Reusing the type ascription to distinguish live/dead variable is not ideal; in future we'll either introduce dedicated syntax, or automatically determine which variables can be live and which have to be dead.



# Limitations



The implementation is intended as a proof-of-concept. It is still very rough, and not at all ready for serious use.



Fundamentally, (co)recursive families of types or even mutually (co)inductive types are not supported yet, and the only way to define (total) (co)recursive functions is through the low-level `MvQPF.Fix.drec` and `MvQPF.Cofix.corec` (co)recursion principles.



Beyond this, the implementation is far from perfect and might throw errors for specifications that should be supported. Feel free to open issues for any such specifications.



# Try it Out



You can clone https://github.com/alexkeizer/qpf4-example for an example project that imports this package. There is also https://gitpod.io/#https://github.com/alexkeizer/qpf4-example, allowing you to play with codatatypes directly in your browser, no setup needed.



# Organization



TODO



# References



For a thorough discussion about the foundations and implementation of this library, see the accompanying MSc. Thesis by Alex C. Keizer: [Implementing a definitional (co)datatype package in Lean 4, based

on quotients of polynomial functors](https://eprints.illc.uva.nl/id/eprint/2239/1/MoL-2023-03.text.pdf)

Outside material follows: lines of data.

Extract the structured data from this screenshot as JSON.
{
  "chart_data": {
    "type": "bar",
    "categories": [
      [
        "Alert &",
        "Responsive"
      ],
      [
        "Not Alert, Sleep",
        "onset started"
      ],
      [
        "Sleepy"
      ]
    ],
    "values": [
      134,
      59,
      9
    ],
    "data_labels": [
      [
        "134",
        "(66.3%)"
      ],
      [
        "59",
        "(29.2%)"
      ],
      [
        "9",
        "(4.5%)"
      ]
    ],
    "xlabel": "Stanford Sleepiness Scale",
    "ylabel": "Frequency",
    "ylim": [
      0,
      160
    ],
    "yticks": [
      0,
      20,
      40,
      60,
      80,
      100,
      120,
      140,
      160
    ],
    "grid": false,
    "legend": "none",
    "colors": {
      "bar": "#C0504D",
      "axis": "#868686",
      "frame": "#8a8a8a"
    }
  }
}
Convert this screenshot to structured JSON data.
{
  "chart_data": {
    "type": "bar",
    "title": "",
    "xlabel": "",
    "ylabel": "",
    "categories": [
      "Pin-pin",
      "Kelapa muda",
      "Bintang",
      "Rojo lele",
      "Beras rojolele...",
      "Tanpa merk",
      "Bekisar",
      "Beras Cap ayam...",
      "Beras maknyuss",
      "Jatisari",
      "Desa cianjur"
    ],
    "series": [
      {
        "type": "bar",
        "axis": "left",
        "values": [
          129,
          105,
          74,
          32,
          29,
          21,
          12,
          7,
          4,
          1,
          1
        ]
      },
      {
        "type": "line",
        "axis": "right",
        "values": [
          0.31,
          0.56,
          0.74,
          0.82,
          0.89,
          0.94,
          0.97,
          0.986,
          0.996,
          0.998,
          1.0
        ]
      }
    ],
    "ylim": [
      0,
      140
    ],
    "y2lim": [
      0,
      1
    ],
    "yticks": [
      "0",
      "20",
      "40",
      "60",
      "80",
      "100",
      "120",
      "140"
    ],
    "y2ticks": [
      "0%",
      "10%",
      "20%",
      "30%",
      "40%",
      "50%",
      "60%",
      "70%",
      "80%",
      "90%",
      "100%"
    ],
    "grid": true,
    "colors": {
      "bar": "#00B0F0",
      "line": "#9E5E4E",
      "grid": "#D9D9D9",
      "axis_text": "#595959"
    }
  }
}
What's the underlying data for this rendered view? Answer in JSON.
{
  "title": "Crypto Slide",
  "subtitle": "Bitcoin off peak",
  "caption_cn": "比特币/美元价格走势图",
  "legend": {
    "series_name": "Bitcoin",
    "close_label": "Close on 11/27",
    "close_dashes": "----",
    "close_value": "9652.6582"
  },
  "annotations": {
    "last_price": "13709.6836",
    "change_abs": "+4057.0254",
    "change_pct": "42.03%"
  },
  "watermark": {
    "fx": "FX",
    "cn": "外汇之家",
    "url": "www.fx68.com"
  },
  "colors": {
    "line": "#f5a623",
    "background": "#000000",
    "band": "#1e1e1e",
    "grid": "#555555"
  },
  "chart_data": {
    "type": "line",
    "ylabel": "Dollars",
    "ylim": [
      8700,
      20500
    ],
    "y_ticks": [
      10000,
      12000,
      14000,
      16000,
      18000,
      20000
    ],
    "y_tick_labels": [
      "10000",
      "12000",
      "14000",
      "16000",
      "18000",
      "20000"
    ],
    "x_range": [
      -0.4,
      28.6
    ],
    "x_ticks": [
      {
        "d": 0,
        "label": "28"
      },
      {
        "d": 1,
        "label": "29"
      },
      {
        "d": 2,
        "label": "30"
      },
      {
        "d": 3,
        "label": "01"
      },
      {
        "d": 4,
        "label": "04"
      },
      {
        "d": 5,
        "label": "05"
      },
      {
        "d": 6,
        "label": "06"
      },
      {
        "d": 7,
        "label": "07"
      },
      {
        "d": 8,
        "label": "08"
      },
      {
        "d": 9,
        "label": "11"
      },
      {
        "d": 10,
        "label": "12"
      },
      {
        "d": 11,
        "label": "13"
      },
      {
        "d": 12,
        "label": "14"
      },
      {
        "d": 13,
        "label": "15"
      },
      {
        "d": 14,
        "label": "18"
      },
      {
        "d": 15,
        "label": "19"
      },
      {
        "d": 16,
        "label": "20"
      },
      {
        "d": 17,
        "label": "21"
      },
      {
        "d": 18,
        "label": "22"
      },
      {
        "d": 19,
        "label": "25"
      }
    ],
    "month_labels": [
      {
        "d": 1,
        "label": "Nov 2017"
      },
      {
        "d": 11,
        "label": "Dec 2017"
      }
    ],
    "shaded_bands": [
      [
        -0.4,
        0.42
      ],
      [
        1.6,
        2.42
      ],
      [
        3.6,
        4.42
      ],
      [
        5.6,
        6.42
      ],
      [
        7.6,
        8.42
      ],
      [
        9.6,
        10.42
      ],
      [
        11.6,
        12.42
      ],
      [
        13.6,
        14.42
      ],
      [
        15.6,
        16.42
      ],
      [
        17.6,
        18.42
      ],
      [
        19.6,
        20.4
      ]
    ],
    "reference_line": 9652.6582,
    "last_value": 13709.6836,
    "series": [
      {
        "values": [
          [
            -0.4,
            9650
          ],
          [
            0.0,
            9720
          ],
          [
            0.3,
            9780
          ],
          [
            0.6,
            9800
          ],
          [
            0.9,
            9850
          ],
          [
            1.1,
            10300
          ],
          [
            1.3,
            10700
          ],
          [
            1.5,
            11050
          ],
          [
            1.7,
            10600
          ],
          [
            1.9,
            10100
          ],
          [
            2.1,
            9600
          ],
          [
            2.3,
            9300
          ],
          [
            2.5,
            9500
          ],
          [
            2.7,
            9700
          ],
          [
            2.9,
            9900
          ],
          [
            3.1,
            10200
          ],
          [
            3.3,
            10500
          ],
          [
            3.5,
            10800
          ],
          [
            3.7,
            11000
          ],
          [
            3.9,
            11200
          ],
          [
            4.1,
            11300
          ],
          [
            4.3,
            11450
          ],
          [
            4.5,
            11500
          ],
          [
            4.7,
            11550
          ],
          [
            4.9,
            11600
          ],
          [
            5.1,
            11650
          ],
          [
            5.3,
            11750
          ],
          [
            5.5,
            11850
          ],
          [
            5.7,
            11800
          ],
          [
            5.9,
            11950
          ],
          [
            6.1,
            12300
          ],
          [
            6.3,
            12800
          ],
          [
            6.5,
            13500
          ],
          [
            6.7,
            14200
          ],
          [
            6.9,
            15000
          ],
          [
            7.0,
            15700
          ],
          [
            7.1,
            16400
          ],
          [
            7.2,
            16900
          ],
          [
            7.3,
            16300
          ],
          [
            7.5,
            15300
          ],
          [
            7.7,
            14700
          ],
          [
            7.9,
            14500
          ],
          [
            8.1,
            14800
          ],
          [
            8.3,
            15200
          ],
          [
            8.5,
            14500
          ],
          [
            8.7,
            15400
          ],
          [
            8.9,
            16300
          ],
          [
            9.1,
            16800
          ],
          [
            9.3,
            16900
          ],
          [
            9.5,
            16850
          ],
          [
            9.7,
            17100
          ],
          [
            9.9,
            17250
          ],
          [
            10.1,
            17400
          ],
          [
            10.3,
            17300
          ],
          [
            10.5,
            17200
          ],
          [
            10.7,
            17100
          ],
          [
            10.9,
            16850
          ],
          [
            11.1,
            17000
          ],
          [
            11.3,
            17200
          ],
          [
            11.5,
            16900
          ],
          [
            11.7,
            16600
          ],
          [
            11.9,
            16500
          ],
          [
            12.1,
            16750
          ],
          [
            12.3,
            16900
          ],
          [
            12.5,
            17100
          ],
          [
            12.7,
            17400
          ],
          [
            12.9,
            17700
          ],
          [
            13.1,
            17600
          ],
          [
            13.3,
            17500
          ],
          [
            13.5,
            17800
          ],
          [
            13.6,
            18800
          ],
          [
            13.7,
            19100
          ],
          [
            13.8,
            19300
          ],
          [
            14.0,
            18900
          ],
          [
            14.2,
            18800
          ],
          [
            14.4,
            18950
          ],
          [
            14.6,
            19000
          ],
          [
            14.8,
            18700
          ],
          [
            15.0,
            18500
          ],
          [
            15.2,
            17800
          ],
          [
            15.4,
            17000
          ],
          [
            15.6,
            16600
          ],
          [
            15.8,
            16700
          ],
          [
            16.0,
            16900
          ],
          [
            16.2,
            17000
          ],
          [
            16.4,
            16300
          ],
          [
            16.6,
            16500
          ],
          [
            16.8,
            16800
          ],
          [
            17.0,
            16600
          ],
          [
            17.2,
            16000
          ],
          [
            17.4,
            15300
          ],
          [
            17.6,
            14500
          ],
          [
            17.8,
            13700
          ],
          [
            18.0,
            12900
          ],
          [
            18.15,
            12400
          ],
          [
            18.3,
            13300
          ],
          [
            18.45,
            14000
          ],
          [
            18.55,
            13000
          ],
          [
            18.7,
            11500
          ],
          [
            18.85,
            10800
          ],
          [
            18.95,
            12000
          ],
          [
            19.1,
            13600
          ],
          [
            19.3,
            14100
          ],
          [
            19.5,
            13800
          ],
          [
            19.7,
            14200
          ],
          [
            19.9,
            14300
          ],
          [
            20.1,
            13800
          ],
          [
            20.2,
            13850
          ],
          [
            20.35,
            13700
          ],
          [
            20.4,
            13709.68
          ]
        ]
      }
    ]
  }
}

The foundations of this library come from [avigad/qpf](https://github.com/avigad/qpf).

There it was described as

>  This repository contains a formalization of data type constructions in Lean, by Jeremy Avigad, Mario Carneiro, and Simon Hudon. A       preliminary version of the work is described in this talk: [http://www.andrew.cmu.edu/user/avigad/Talks/qpf.pdf](http://www.andrew.cmu.edu/user/avigad/Talks/qpf.pdf).